Выбрать главу

Христианская цивилизация развивалась, отвечая особому статусу человека, расширяя спектр его возможностей, создавая соответствующую среду действия, но при этом новое мироощущение, мятущийся человеческий дух — оплодотворив прежнюю ойкумену и впечатляюще трансформировав ее — не раз и не два срывался в долгий, затяжной кризис. В результате вектор развития — обретаемая людьми свобода — оказывается двусмысленной шкалой формального могущества, которое не претворилось в победу. Несовпадение траектории внутреннего мира с техническими возможностями и границами общественного развития предопределило разрыв социальной ткани, одновременно усилив предчувствие кардинальной исторической метаморфозы.

В начале III миллениума мы видим присутствие на планете двух сопоставимых по своим возможностям кодов управления, их конкуренцию и симбиоз. Одна система общественной регуляции, привычная и явная, связана с публичной политикой, национально-государственным устройством. Ее можно было бы назвать политической, но лучше, наверное, определить как власть государственную, суверенную и легитимную, ибо любые системы управления глобального масштаба в конечном счете политические. И второй тип мирового управления — находящаяся на подъеме, обезличенная транснациональная система, состоящая из международных неправительственных организаций и транснациональных корпораций, которую по аналогии можно бы назвать экономической, но тут нужен какой-то семантический сдвиг, и мне привычнее понятие геоэкономическая, поскольку мы имеем дело именно с парагосударственной системой управления, а не просто с хозяйственной деятельностью. То есть рассматриваем нечто, что содержит регулирующие, властные функции, далеко выходящие за рамки самых сложных производственных и рыночных связей и относится к политической стороне жизни общества. Или же — есть и такое, масштабное по своему смыслу определение — “денежный строй”. Непубличная власть, хорошо владея схемами полифункционального организационного и хозяйственного управления, постоянно наращивая изощренность и мощь привычных финансово-правовых кодов, проделала впечатляющую эволюцию от господства над материальными объектами к управлению объектами социальными (субъектами), сливаясь, таким образом, с более привычным контуром власти, причем чрезвычайного уровня компетенции. Впрочем, то, что на определенном уровне власть экономическая и политическая сливаются, представляется сейчас уже вполне тривиальным фактом...

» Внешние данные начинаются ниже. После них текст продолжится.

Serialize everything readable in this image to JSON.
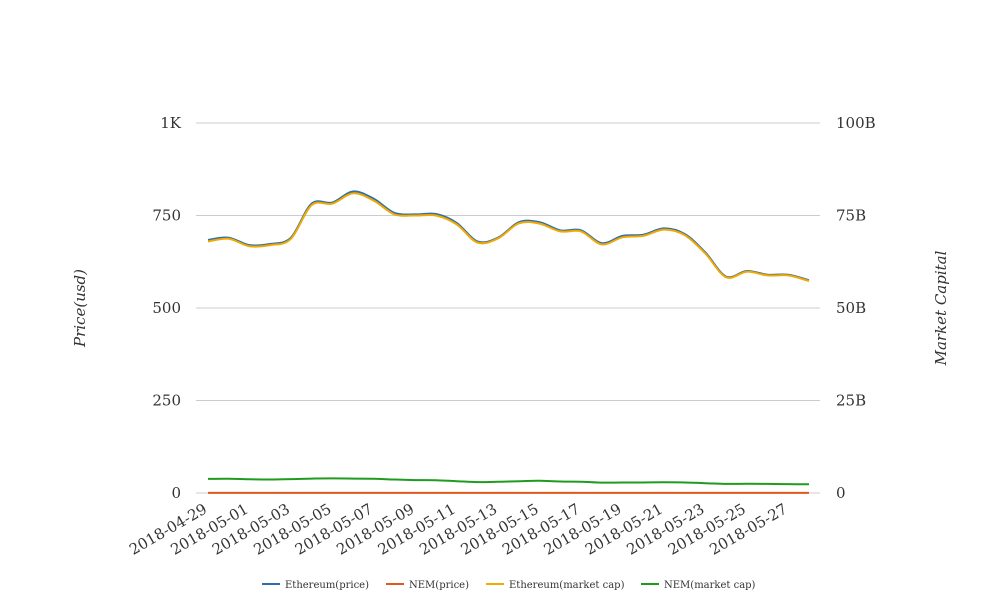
{
  "chart_data": {
    "type": "line",
    "x": [
      "2018-04-29",
      "2018-04-30",
      "2018-05-01",
      "2018-05-02",
      "2018-05-03",
      "2018-05-04",
      "2018-05-05",
      "2018-05-06",
      "2018-05-07",
      "2018-05-08",
      "2018-05-09",
      "2018-05-10",
      "2018-05-11",
      "2018-05-12",
      "2018-05-13",
      "2018-05-14",
      "2018-05-15",
      "2018-05-16",
      "2018-05-17",
      "2018-05-18",
      "2018-05-19",
      "2018-05-20",
      "2018-05-21",
      "2018-05-22",
      "2018-05-23",
      "2018-05-24",
      "2018-05-25",
      "2018-05-26",
      "2018-05-27",
      "2018-05-28"
    ],
    "x_tick_labels": [
      "2018-04-29",
      "2018-05-01",
      "2018-05-03",
      "2018-05-05",
      "2018-05-07",
      "2018-05-09",
      "2018-05-11",
      "2018-05-13",
      "2018-05-15",
      "2018-05-17",
      "2018-05-19",
      "2018-05-21",
      "2018-05-23",
      "2018-05-25",
      "2018-05-27"
    ],
    "ylabel_left": "Price(usd)",
    "ylabel_right": "Market Capital",
    "ylim_left": [
      0,
      1000
    ],
    "ylim_right": [
      0,
      100000000000
    ],
    "yticks_left": [
      "0",
      "250",
      "500",
      "750",
      "1K"
    ],
    "yticks_right": [
      "0",
      "25B",
      "50B",
      "75B",
      "100B"
    ],
    "grid": true,
    "legend_position": "bottom",
    "series": [
      {
        "name": "Ethereum(price)",
        "axis": "left",
        "color": "#2f6fad",
        "values": [
          684,
          690,
          670,
          673,
          690,
          782,
          785,
          815,
          795,
          757,
          753,
          754,
          730,
          680,
          690,
          732,
          732,
          710,
          710,
          675,
          695,
          698,
          715,
          700,
          650,
          585,
          600,
          590,
          590,
          575
        ]
      },
      {
        "name": "NEM(price)",
        "axis": "left",
        "color": "#e2581d",
        "values": [
          0.37,
          0.38,
          0.37,
          0.37,
          0.38,
          0.39,
          0.4,
          0.4,
          0.39,
          0.37,
          0.36,
          0.35,
          0.33,
          0.31,
          0.32,
          0.33,
          0.34,
          0.32,
          0.31,
          0.29,
          0.29,
          0.29,
          0.3,
          0.29,
          0.27,
          0.25,
          0.26,
          0.25,
          0.25,
          0.24
        ]
      },
      {
        "name": "Ethereum(market cap)",
        "axis": "right",
        "color": "#f2a900",
        "values": [
          68000000000,
          68700000000,
          66700000000,
          67000000000,
          68700000000,
          77800000000,
          78200000000,
          81000000000,
          79000000000,
          75300000000,
          75000000000,
          75000000000,
          72600000000,
          67700000000,
          68800000000,
          72900000000,
          72800000000,
          70700000000,
          70700000000,
          67200000000,
          69100000000,
          69500000000,
          71200000000,
          69700000000,
          64700000000,
          58300000000,
          59800000000,
          58800000000,
          58800000000,
          57300000000
        ]
      },
      {
        "name": "NEM(market cap)",
        "axis": "right",
        "color": "#1f9b1f",
        "values": [
          3800000000,
          3850000000,
          3700000000,
          3650000000,
          3750000000,
          3900000000,
          3950000000,
          3900000000,
          3850000000,
          3650000000,
          3500000000,
          3450000000,
          3200000000,
          2950000000,
          3050000000,
          3200000000,
          3300000000,
          3100000000,
          3050000000,
          2800000000,
          2850000000,
          2850000000,
          2900000000,
          2850000000,
          2650000000,
          2450000000,
          2500000000,
          2450000000,
          2400000000,
          2350000000
        ]
      }
    ]
  }
}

Серьезные трансформационные процессы развиваются также в сфере культуры, чьи глубинные источники, кажется, иссякают. Ее плоды все чаще рассматриваются как особый интеллектуальный ресурс, сырье для информационных и коммерческих проектов. Основное внимание при этом уделяется не трансценденции бытия, но аранжированию материала, стратегическая же цель видится не в познании смысла жизни, а в ее системной организации. Соответственно и усилия индивида направлены не на обретение полноты личности, а на расширение пространства собственной актуализации, на “эгоистический захват духовного пространства”. В результате культурное наследие человечества превращается в компоненты эклектичного трансформера а la Lego, текущие штудии — в спортивно-состязательную “игру в бисер” либо массовую культуру, и, как следствие, в мире распространяется феномен фрагментарного, “клипового” сознания. Так что читать толстые романы теперь не то чтобы не модно, но порой становится “почти физически” затруднительно. Иначе говоря, происходит декомпозиция культуры с последующей экстенсивной эксплуатацией ее достижений, их произвольной реконструкцией в соответствии с той или иной конъюнктурной задачей, случается, противоположного свойства. К тому же создатель культурного объекта (или продюсер ) нередко заранее учитывает маркетинговую стратегию, встраивая ее компоненты непосредственно в художественную ткань произведения. Последний, хотя, может быть, и не самый яркий пример тому — две версии фильма “Пёрл-Харбор”: для мировой аудитории и отдельно для японской, исходя из интересов проката.